Our recent trip took us to Dubrovnik, Croatia (after a 9+ hour flight, transfer, and additional 45-minute flight). We then took a one-week, small-ship cruise of the Dalmatian Islands, ending up back in Dubrovnik. From Dubrovnik, we took a short trip to nearby Lokrum Island.
Each stop had its highlights.
The third-biggest city in Croatia, and where we flew into and out of, and spent the most time—probably more than we needed. Our hotel was in the Lapad port area, but most everything worth visiting was in the Old City, a 40-minute walk away.
The Old City is enclosed in stone walls, with only three entrances, which sometimes get extremely crowded! (And May is still relatively low season. Sounds unbearable in summer.) No cars are allowed inside. The main activity there is to pay to walk the surrounding walls. This can be brutally hot in summer, but was quite tolerable in May. And you do get nice views.
To get yet more views, we also paid to take a tram up to (and down from) Mount Srd.
Other than that, we mainly ambled around the streets of the Old City which are, by the way, teeming with cats (perhaps because they never get mooshed by cars).
One day we enjoyed a drink at a neat bar on the side of the mountain, overlooking the sea. You literally had to go through a hole in the wall to get there. I ordered a pear cider, but Jean astonished the bartender by asking for an iced cappuccino. “How would even do that?” he asked. “Make a cappuccino,“ Jean replied, “Put ice in it.” “That’s a first in my bartending career!” he said, when he brought it over.

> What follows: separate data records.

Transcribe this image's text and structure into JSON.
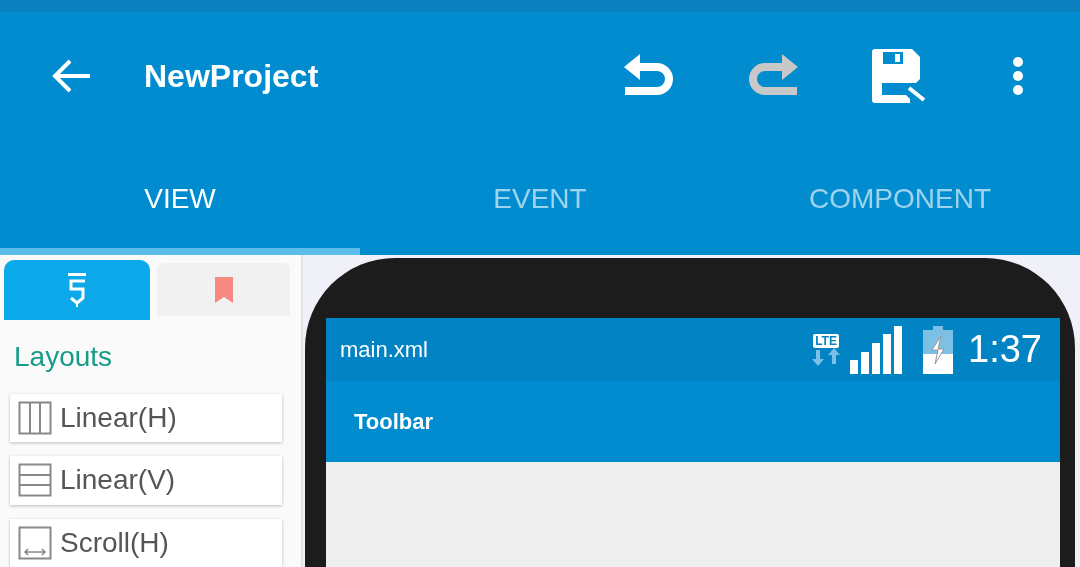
{
  "app_bar": {
    "title": "NewProject",
    "actions": [
      {
        "kind": "undo",
        "disabled": false
      },
      {
        "kind": "redo",
        "disabled": true
      },
      {
        "kind": "save",
        "disabled": false
      },
      {
        "kind": "more",
        "disabled": false
      }
    ]
  },
  "tabs": [
    {
      "label": "VIEW",
      "selected": true
    },
    {
      "label": "EVENT",
      "selected": false
    },
    {
      "label": "COMPONENT",
      "selected": false
    }
  ],
  "palette": {
    "tabs": [
      {
        "kind": "widgets",
        "selected": true
      },
      {
        "kind": "bookmark",
        "selected": false
      }
    ],
    "section_title": "Layouts",
    "items": [
      {
        "kind": "linear_h",
        "label": "Linear(H)"
      },
      {
        "kind": "linear_v",
        "label": "Linear(V)"
      },
      {
        "kind": "scroll_h",
        "label": "Scroll(H)"
      }
    ]
  },
  "preview": {
    "file_name": "main.xml",
    "network": "LTE",
    "time": "1:37",
    "toolbar_title": "Toolbar"
  }
}
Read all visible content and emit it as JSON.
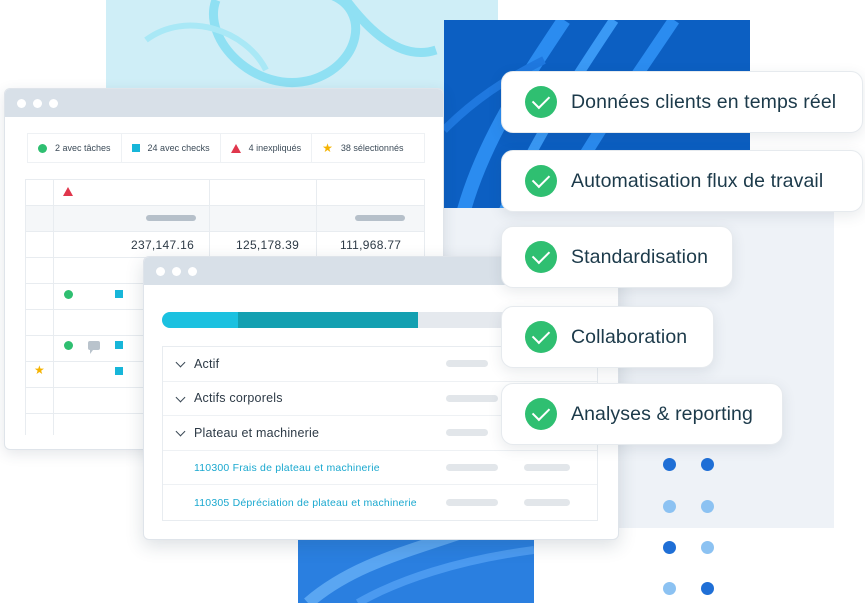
{
  "legend": [
    {
      "icon": "circle-marker",
      "label": "2 avec tâches",
      "color": "#2fbf71"
    },
    {
      "icon": "square-marker",
      "label": "24 avec checks",
      "color": "#17b6d9"
    },
    {
      "icon": "triangle-marker",
      "label": "4 inexpliqués",
      "color": "#e0364c"
    },
    {
      "icon": "star-marker",
      "label": "38 sélectionnés",
      "color": "#f5b301"
    }
  ],
  "table": {
    "values": [
      "237,147.16",
      "125,178.39",
      "111,968.77"
    ]
  },
  "progress": {
    "segment_a": 0.18,
    "segment_b": 0.43,
    "colors": [
      "#1bc1e0",
      "#13a0b1"
    ]
  },
  "tree": [
    {
      "label": "Actif",
      "type": "group"
    },
    {
      "label": "Actifs corporels",
      "type": "group"
    },
    {
      "label": "Plateau et machinerie",
      "type": "group"
    },
    {
      "label": "110300 Frais de plateau et machinerie",
      "type": "account"
    },
    {
      "label": "110305 Dépréciation de plateau et machinerie",
      "type": "account"
    }
  ],
  "features": [
    "Données clients en temps réel",
    "Automatisation flux de travail",
    "Standardisation",
    "Collaboration",
    "Analyses & reporting"
  ],
  "colors": {
    "accent_green": "#2fbf71",
    "accent_blue": "#0c5fc2",
    "link": "#1aa8cf"
  }
}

We also had some nice meals in Dubrovnik, including one at a very good vegetarian restaurant, another at an oyster bar and sushi restaurant (rare in these parts), and one at Azure, which brought Asian flavors to Croatian cuisine. Great waiter there (but good service all around).
Mljet National Park
The main activity to do in this park seemed to be to take a boat (yes, yet another boat) to St. Mary Island, a tiny place that didn’t have a lot to it: an old church and monastery, and a couple donkeys. It was a beautiful harbour we were docked at, though.

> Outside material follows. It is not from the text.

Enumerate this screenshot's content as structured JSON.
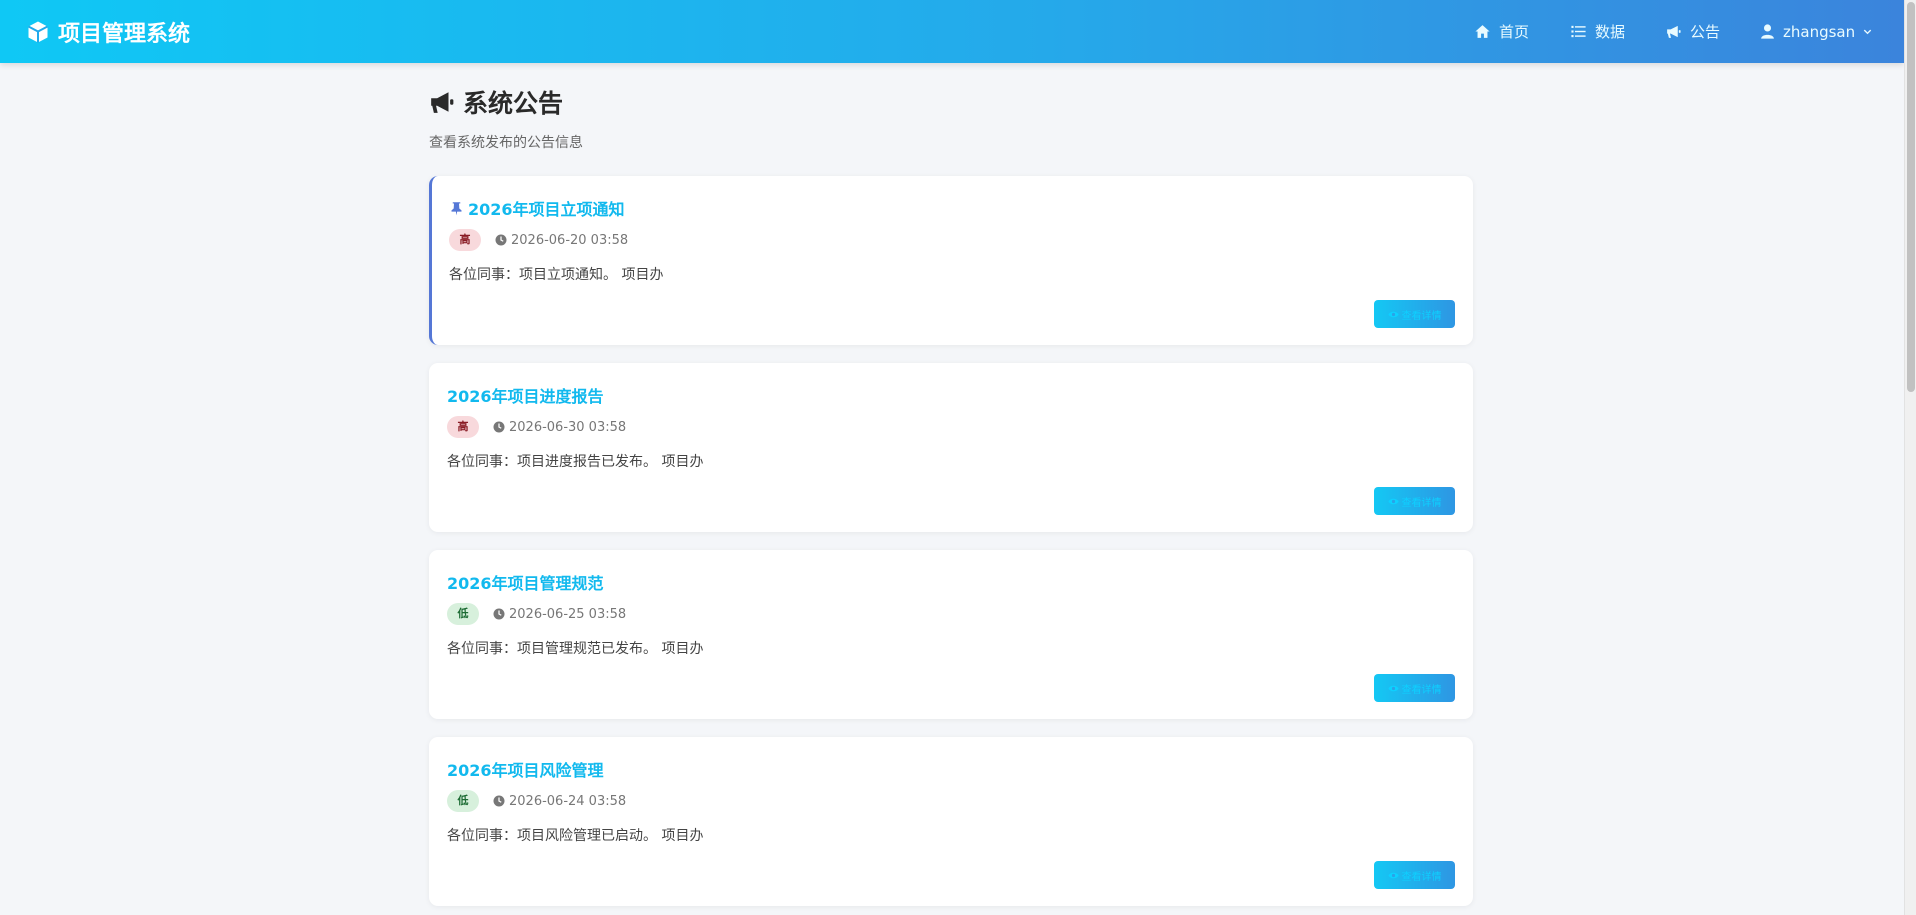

And we found the little restaurant we ate at quite charming. (Though we had to split our meal into two parts when we realized they didn’t take credit cards, and we didn’t have all our cash with us. [I guess we visited an ATM in between?])
Hvar’s claim to fame is being the sunniest island in Croatia. We got a tour there and learned about the island’s history and its current sustaining industries: tourism, olives, and wine—the lavendar market having declined in recent years. After the tour, we visited all the main sites: the fort you can climb up to and explore:
The museum where Benedictine nuns, who never go outside, spend their days weaving lace made of agave:
And the Cathedral, with its three styles of architecture.

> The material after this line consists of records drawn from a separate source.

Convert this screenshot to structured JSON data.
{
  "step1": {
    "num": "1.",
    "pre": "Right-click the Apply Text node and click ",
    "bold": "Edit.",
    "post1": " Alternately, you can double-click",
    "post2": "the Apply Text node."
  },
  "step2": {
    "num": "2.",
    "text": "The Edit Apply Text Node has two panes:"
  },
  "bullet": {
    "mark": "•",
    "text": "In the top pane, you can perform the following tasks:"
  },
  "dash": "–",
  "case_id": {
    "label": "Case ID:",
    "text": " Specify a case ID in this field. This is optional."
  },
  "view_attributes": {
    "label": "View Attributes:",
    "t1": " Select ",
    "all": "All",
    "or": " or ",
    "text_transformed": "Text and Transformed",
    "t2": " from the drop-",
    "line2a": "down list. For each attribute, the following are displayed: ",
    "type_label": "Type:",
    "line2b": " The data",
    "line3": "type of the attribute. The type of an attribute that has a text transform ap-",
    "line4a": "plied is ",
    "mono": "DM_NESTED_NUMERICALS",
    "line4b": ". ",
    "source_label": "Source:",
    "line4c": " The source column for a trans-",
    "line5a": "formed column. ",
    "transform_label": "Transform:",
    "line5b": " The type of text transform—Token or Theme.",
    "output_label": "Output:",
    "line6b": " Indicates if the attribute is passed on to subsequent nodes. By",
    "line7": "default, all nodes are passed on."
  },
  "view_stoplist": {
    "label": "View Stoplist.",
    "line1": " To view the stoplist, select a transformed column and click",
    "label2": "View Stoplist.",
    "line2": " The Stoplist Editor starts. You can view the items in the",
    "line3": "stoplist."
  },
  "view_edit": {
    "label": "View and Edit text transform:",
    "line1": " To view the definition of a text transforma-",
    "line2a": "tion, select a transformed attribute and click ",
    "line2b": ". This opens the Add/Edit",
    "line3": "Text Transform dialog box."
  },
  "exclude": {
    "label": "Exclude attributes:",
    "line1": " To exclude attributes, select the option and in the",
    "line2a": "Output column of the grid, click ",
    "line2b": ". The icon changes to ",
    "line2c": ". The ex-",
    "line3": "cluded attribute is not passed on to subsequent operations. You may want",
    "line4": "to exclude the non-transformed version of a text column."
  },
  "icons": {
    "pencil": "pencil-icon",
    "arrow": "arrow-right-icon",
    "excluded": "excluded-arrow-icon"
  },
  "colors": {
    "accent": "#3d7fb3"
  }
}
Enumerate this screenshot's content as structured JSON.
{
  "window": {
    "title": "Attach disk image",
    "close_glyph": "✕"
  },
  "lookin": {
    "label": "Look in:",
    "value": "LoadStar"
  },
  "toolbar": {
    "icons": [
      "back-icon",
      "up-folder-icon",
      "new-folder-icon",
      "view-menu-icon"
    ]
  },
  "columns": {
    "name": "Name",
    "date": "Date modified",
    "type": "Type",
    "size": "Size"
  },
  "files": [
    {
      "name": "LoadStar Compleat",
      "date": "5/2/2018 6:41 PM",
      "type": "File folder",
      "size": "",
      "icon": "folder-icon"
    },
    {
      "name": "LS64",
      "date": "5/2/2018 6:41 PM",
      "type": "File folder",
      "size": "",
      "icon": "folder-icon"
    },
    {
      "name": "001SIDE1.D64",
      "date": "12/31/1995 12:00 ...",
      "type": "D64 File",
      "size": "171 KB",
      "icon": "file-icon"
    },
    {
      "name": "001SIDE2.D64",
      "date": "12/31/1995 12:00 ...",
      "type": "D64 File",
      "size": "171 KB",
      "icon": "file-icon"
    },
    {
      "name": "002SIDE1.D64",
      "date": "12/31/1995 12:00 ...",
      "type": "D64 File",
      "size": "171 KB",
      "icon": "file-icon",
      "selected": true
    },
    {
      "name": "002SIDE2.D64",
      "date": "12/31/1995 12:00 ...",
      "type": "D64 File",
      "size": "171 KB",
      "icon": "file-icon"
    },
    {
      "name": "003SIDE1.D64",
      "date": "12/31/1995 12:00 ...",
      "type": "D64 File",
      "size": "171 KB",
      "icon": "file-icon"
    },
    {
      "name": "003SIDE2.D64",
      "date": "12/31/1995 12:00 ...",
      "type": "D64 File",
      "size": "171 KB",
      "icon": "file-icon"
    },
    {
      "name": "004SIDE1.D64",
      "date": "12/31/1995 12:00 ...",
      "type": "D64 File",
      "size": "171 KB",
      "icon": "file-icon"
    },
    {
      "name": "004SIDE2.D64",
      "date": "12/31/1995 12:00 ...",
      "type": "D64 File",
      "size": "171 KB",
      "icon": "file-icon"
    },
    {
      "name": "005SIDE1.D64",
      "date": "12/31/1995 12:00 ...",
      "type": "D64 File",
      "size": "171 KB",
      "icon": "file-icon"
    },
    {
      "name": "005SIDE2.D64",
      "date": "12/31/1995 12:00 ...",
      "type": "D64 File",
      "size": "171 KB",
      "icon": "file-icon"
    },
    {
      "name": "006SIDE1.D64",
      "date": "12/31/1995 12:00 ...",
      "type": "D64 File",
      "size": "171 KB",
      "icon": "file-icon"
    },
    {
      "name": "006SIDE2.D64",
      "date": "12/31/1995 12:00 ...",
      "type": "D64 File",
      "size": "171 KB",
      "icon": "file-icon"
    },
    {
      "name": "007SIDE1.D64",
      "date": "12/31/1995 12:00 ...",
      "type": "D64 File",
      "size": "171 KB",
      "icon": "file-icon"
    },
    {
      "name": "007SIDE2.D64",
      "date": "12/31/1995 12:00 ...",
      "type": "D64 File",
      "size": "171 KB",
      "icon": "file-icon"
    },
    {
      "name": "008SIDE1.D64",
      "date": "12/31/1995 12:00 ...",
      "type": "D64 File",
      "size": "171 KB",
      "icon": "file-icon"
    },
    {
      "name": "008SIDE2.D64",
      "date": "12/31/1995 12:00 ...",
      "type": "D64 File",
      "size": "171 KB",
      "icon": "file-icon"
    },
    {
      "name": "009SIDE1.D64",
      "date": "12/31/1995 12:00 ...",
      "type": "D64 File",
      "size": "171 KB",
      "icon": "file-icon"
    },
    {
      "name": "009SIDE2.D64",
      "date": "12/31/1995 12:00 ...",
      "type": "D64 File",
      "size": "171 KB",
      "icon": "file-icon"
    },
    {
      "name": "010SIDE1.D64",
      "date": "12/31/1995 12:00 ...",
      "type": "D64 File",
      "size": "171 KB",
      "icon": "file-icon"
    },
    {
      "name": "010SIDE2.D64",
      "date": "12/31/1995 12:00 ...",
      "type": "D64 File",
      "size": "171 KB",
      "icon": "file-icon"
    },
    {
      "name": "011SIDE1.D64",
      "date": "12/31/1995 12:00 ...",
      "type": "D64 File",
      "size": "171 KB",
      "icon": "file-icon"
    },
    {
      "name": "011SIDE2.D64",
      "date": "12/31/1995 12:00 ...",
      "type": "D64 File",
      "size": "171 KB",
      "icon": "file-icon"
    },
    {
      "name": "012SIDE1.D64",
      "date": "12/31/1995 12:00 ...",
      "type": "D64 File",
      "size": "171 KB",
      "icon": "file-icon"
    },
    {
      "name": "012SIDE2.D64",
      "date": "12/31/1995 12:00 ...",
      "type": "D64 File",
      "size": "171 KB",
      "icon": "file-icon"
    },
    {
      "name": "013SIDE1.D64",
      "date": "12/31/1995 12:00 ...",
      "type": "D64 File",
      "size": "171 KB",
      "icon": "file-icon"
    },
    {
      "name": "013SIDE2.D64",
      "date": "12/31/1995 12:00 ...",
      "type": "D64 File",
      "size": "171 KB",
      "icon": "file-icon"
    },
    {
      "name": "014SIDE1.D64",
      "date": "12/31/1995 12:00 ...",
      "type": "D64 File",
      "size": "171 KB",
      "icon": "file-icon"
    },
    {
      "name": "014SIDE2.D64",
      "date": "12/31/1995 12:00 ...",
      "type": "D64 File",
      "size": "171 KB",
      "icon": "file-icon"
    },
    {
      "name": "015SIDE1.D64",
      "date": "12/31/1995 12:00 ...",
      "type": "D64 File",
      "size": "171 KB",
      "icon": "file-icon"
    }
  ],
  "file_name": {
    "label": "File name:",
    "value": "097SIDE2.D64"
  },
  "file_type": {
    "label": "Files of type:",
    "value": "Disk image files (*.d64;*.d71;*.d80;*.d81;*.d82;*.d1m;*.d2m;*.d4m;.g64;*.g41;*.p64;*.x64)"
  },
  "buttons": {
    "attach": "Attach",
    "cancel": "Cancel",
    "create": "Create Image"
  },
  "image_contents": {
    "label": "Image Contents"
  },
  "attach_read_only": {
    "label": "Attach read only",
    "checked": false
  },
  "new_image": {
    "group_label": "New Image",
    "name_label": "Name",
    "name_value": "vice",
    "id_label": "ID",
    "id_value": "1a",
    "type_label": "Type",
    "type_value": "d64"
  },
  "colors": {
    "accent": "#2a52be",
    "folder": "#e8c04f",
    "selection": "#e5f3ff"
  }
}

We also had a lovely dinner here, at a family-owned restaurant, where the waiter helped us put together an order that allowed us to sample the best on offer. Then we took a sunset walk.
Bol on Brach Island
This was a mid-morning stop that featured a longish walk to a beautiful beach. We also did a bit of shopping here.
Split is the second-biggest city in Croatia after Zagreb, so this was more of an urban stop than the rest. We also had a tour here, where we learned that the city was built inside the palace of a former Roman emperor, who chose this site as his retirement spot. People to this day still live in some of the palace rooms!
We then did our usual walking around and up, followed by another good dinner—even if service got slow once it was time to get our bill.
Another beach town we stopped at in the morning.
Not loads to do after we walked around and back, so we decided to stop for a drink. We ordered fresh lemonade, only to spot our waitress dashing out shortly after we ordered. Seemed a bit strange, until she came back with a bag containing lemons!
I trust that we received truly fresh lemonade.
Another beach town stop! It was a bit cold for swimming, so we did more walking. One of the more interesting sites were the many “locks of love” attached to a fence, overseen by a statue of St. Peter to keep them safe.
I was too wimpy, but Jean and many others did take a dip off the back of the boat. I enjoyed the view. 🙂
Our tour guide had a dry sense of humour as she informed us how cleverly built the city was, aligning buildings to best take advantage of the winds and to ensure privacy (by not lining up the windows). She also said the city corners were paved in to create a “backsplash” for any men inclined to urinate in them. I haven’t Googled to see if that’s true.
Lokrum is an uninhabited island a 15-minute ferry ride away from Dubrovnik. It has some interesting ruins and gardens, some regular and some nude beaches (which are pretty private, except for the tour boats regularly sailing by 🙂 ), and peacocks everywhere! The peacocks were a surprise, as none of the guidebooks mentioned them. But it must have been close to mating season, as they were squawking and showing their tail feathers.
Our visit here ended abruptly with the only rainfall of the trip, but fortunately shelter wasn’t far away (and the rain was not long-lasting).